An instantly unpopular bill that now appears not set to destroy any meaningful protections you have from the government tracking your online life is expected to go before Congress on Nov. 27.
The confusion hinges around Sen. Patrick Leahy (D-Vt.), likely the world’s most privileged Batman fan, who in January had already established himself as the biggest Internet villain in the Senate after he introduced the notorious Protect IP Act (PIPA). PIPA, alongside its sister bill, the Stop Online Piracy Act (SOPA), was defeated in January after a massive, popular strike against it.
Back in June 2011, Leahy announced a bill that could have given him a very different reputation: an update to 1986’s Electronic Communications Privacy Act (ECPA). In conjunction with 2001’s Patriot Act, the ECPA, a law that’s ancient by computer standards, lets federal law enforcement track users’ emails without a warrant. (Even worse, the government has recently rapidly increased its email spying in recent years.) But, Leahy proposed, this new amendment would make it necessary for any government body to get a warrant to track your emails.
But now it appears that either public outcry shamed its author into pulling its privacy protections, or maybe bad reporting led some to cry wolf. Either way, things got tricky.

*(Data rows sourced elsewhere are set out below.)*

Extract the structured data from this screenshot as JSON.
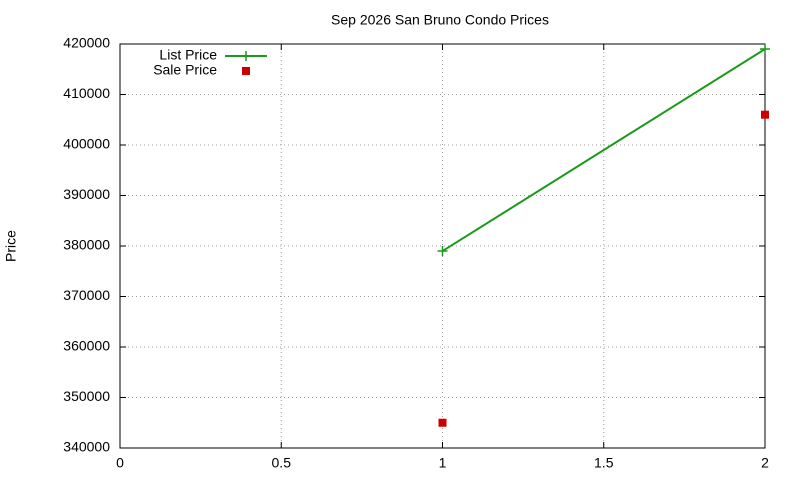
{
  "chart_data": {
    "type": "line",
    "title": "Sep 2026 San Bruno Condo Prices",
    "ylabel": "Price",
    "x": [
      1,
      2
    ],
    "series": [
      {
        "name": "List Price",
        "color": "#1a9a1a",
        "style": "linespoints",
        "values": [
          379000,
          419000
        ]
      },
      {
        "name": "Sale Price",
        "color": "#cc0000",
        "style": "points",
        "values": [
          345000,
          406000
        ]
      }
    ],
    "xlim": [
      0,
      2
    ],
    "xticks": [
      0,
      0.5,
      1,
      1.5,
      2
    ],
    "ylim": [
      340000,
      420000
    ],
    "yticks": [
      340000,
      350000,
      360000,
      370000,
      380000,
      390000,
      400000,
      410000,
      420000
    ],
    "grid": true,
    "legend": "top-left"
  }
}
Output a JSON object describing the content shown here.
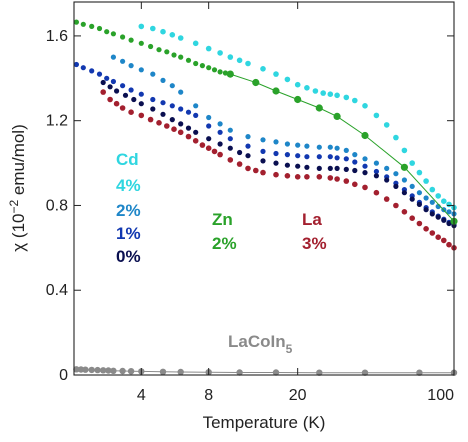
{
  "chart_data": {
    "type": "scatter",
    "title": "",
    "xlabel": "Temperature (K)",
    "ylabel_prefix": "χ (10",
    "ylabel_exp": "−2",
    "ylabel_suffix": " emu/mol)",
    "xscale": "log",
    "xlim": [
      2,
      100
    ],
    "ylim": [
      0,
      1.76
    ],
    "x_ticks": [
      4,
      8,
      20,
      100
    ],
    "x_tick_labels": [
      "4",
      "8",
      "20",
      "100"
    ],
    "y_ticks": [
      0,
      0.4,
      0.8,
      1.2,
      1.6
    ],
    "y_tick_labels": [
      "0",
      "0.4",
      "0.8",
      "1.2",
      "1.6"
    ],
    "grid": false,
    "legend": "none",
    "series": [
      {
        "key": "cd4",
        "color": "#2fd6e0",
        "marker_size": 2.8,
        "line": false,
        "x": [
          4.0,
          4.5,
          5,
          5.5,
          6,
          7,
          8,
          9,
          10,
          11,
          12,
          14,
          16,
          18,
          20,
          22,
          24,
          26,
          28,
          30,
          33,
          36,
          40,
          45,
          50,
          55,
          60,
          65,
          70,
          75,
          80,
          85,
          90,
          95,
          100
        ],
        "values": [
          1.645,
          1.635,
          1.62,
          1.605,
          1.59,
          1.565,
          1.54,
          1.52,
          1.5,
          1.485,
          1.47,
          1.445,
          1.42,
          1.395,
          1.37,
          1.355,
          1.34,
          1.33,
          1.325,
          1.32,
          1.31,
          1.295,
          1.27,
          1.225,
          1.18,
          1.12,
          1.06,
          1.0,
          0.955,
          0.915,
          0.875,
          0.845,
          0.82,
          0.805,
          0.79
        ]
      },
      {
        "key": "cd2",
        "color": "#1e86c8",
        "marker_size": 2.6,
        "line": false,
        "x": [
          3.0,
          3.3,
          3.6,
          4,
          4.5,
          5,
          5.5,
          6,
          7,
          8,
          9,
          10,
          12,
          14,
          16,
          18,
          20,
          22,
          25,
          28,
          30,
          33,
          36,
          40,
          45,
          50,
          55,
          60,
          65,
          70,
          75,
          80,
          85,
          90,
          95,
          100
        ],
        "values": [
          1.5,
          1.48,
          1.46,
          1.44,
          1.42,
          1.39,
          1.365,
          1.335,
          1.27,
          1.215,
          1.185,
          1.155,
          1.125,
          1.11,
          1.1,
          1.09,
          1.085,
          1.08,
          1.075,
          1.075,
          1.07,
          1.06,
          1.04,
          1.02,
          1.0,
          0.975,
          0.95,
          0.92,
          0.89,
          0.86,
          0.835,
          0.815,
          0.795,
          0.78,
          0.77,
          0.76
        ]
      },
      {
        "key": "cd1",
        "color": "#1238b0",
        "marker_size": 2.6,
        "line": false,
        "x": [
          2.05,
          2.2,
          2.4,
          2.6,
          2.8,
          3.0,
          3.3,
          3.6,
          4,
          4.5,
          5,
          5.5,
          6,
          6.5,
          7,
          8,
          9,
          10,
          12,
          14,
          16,
          18,
          20,
          22,
          25,
          28,
          30,
          33,
          36,
          40,
          45,
          50,
          55,
          60,
          65,
          70,
          75,
          80,
          85,
          90,
          95,
          100
        ],
        "values": [
          1.465,
          1.45,
          1.435,
          1.42,
          1.4,
          1.385,
          1.365,
          1.345,
          1.325,
          1.3,
          1.285,
          1.27,
          1.255,
          1.24,
          1.225,
          1.175,
          1.145,
          1.115,
          1.08,
          1.055,
          1.045,
          1.04,
          1.035,
          1.03,
          1.03,
          1.03,
          1.025,
          1.02,
          1.005,
          0.985,
          0.96,
          0.935,
          0.905,
          0.875,
          0.845,
          0.815,
          0.79,
          0.77,
          0.75,
          0.735,
          0.72,
          0.71
        ]
      },
      {
        "key": "cd0",
        "color": "#0a0f50",
        "marker_size": 2.6,
        "line": false,
        "x": [
          2.7,
          2.9,
          3.1,
          3.4,
          3.7,
          4,
          4.5,
          5,
          5.5,
          6,
          6.5,
          7,
          8,
          9,
          10,
          11,
          12,
          14,
          16,
          18,
          20,
          22,
          25,
          28,
          30,
          33,
          36,
          40,
          45,
          50,
          55,
          60,
          65,
          70,
          75,
          80,
          85,
          90,
          95,
          100
        ],
        "values": [
          1.38,
          1.36,
          1.34,
          1.32,
          1.3,
          1.28,
          1.255,
          1.23,
          1.205,
          1.185,
          1.165,
          1.145,
          1.115,
          1.09,
          1.07,
          1.05,
          1.035,
          1.01,
          1.0,
          0.99,
          0.985,
          0.98,
          0.975,
          0.975,
          0.975,
          0.97,
          0.965,
          0.955,
          0.94,
          0.92,
          0.89,
          0.86,
          0.83,
          0.805,
          0.78,
          0.76,
          0.745,
          0.73,
          0.715,
          0.705
        ]
      },
      {
        "key": "la3",
        "color": "#a3202f",
        "marker_size": 2.8,
        "line": false,
        "x": [
          2.7,
          2.9,
          3.1,
          3.3,
          3.6,
          4,
          4.4,
          4.8,
          5.2,
          5.6,
          6,
          6.5,
          7,
          7.5,
          8,
          8.5,
          9,
          10,
          11,
          12,
          13,
          14,
          16,
          18,
          20,
          22,
          25,
          28,
          30,
          33,
          36,
          40,
          45,
          50,
          55,
          60,
          65,
          70,
          75,
          80,
          85,
          90,
          95,
          100
        ],
        "values": [
          1.335,
          1.3,
          1.28,
          1.26,
          1.24,
          1.225,
          1.205,
          1.19,
          1.175,
          1.16,
          1.145,
          1.125,
          1.105,
          1.085,
          1.07,
          1.055,
          1.04,
          1.015,
          0.995,
          0.975,
          0.965,
          0.955,
          0.945,
          0.94,
          0.935,
          0.935,
          0.935,
          0.93,
          0.925,
          0.915,
          0.9,
          0.885,
          0.86,
          0.83,
          0.8,
          0.77,
          0.74,
          0.715,
          0.69,
          0.67,
          0.65,
          0.635,
          0.615,
          0.6
        ]
      },
      {
        "key": "zn2",
        "color": "#2aa22a",
        "marker_size": 2.6,
        "line": false,
        "x": [
          2.05,
          2.2,
          2.4,
          2.6,
          2.8,
          3.0,
          3.3,
          3.6,
          4,
          4.4,
          4.8,
          5.2,
          5.6,
          6,
          6.5,
          7,
          7.5,
          8,
          8.5,
          9,
          9.5,
          10
        ],
        "values": [
          1.665,
          1.655,
          1.645,
          1.635,
          1.62,
          1.61,
          1.595,
          1.58,
          1.565,
          1.55,
          1.535,
          1.525,
          1.51,
          1.5,
          1.485,
          1.47,
          1.46,
          1.45,
          1.44,
          1.43,
          1.425,
          1.42
        ]
      },
      {
        "key": "zn2-high",
        "color": "#2aa22a",
        "marker_size": 3.6,
        "line": true,
        "x": [
          10,
          13,
          16,
          20,
          25,
          30,
          40,
          60,
          100
        ],
        "values": [
          1.42,
          1.38,
          1.34,
          1.3,
          1.26,
          1.22,
          1.13,
          0.98,
          0.725
        ]
      },
      {
        "key": "lacoin5",
        "color": "#8a8a8a",
        "marker_size": 3.2,
        "line": true,
        "x": [
          2.05,
          2.15,
          2.25,
          2.4,
          2.55,
          2.7,
          2.85,
          3.0,
          3.3,
          3.6,
          4,
          5,
          6,
          8,
          11,
          16,
          25,
          40,
          70,
          100
        ],
        "values": [
          0.027,
          0.026,
          0.025,
          0.024,
          0.023,
          0.022,
          0.021,
          0.02,
          0.019,
          0.018,
          0.017,
          0.015,
          0.014,
          0.013,
          0.012,
          0.012,
          0.011,
          0.011,
          0.011,
          0.011
        ]
      }
    ],
    "annotations": [
      {
        "text": "Cd",
        "color": "#2fd6e0"
      },
      {
        "text": "4%",
        "color": "#2fd6e0"
      },
      {
        "text": "2%",
        "color": "#1e86c8"
      },
      {
        "text": "1%",
        "color": "#1238b0"
      },
      {
        "text": "0%",
        "color": "#0a0f50"
      },
      {
        "text": "Zn",
        "color": "#2aa22a"
      },
      {
        "text": "2%",
        "color": "#2aa22a"
      },
      {
        "text": "La",
        "color": "#a3202f"
      },
      {
        "text": "3%",
        "color": "#a3202f"
      },
      {
        "text": "LaCoIn",
        "sub": "5",
        "color": "#8a8a8a"
      }
    ]
  }
}
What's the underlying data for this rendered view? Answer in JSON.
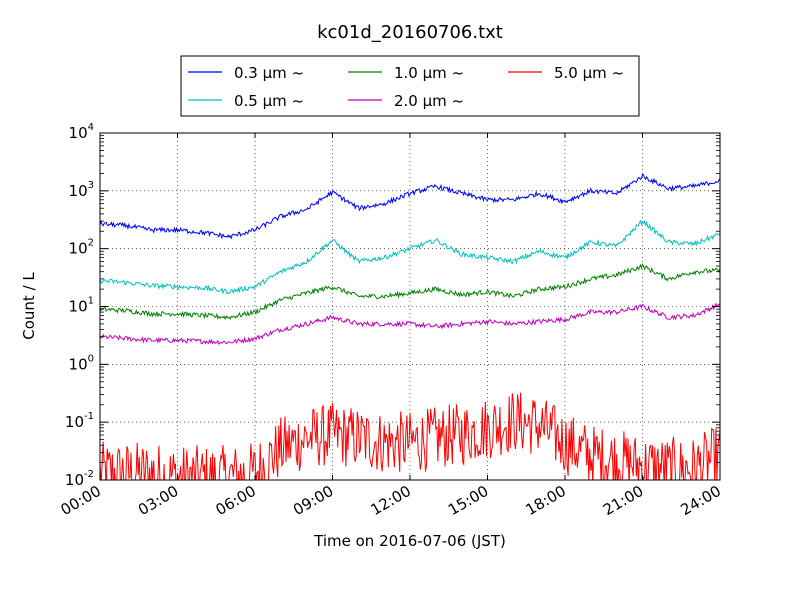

On Tuesday morning, CNet’s Declan McCullagh, who had previously written about the ECPA, reported that Leahy had bowed to pressure from law enforcement and the bill now not only let the government search your email without a warrant, it would take privacy protections significantly further in the other direction: Every American’s email, Google Docs files, and social media accounts were fair game, too.
McCullagh didn’t name his source, though he did cite “Senate Judiciary aides” in a tweet.
But Forbes’s Kashmir Hill contacted Leahy’s office, and was explicitly told the claim that Leahy’s bill had removed the warranty restrictions was simply “wrong.” Moreover, another unnamed source told Hill that the ugly, warrant-stripping draft of the bill that McCullagh had written about was actually one proposed by Chuck Grassley (R-Iowa), and that Leahy would never have taken it seriously.
McCullagh has countered by speculating that those remarks are simply Leahy covering up after seeing the backlash to his most recent proposal. Leahy’s office even posted a rebuttal on his official website:
The rumors about warrant exceptions being added to ECPA are incorrect. Many have come forward with ideas for discussion before markup resumes on my bill to strengthen privacy protections under ECPA […] One of them, having to do with a warrant exception, is one that I have not supported and do not support. The whole thrust of my bill is to remedy the erosion of the public’s privacy rights under the rapid advances of technology that we have seen since ECPA was first enacted thirty years ago. In particular, my proposal would require search warrants for government access to email stored by third-party service providers – something that of course was not contemplated three decades ago.
It might never be clear what Leahy’s true intentions were with warrant provisions to the ECPA, but at least now he’s reaffirmed his support for them, and just before the bill will go before the Senate.
Or maybe Leahy secretly hates due process and was called out just in time.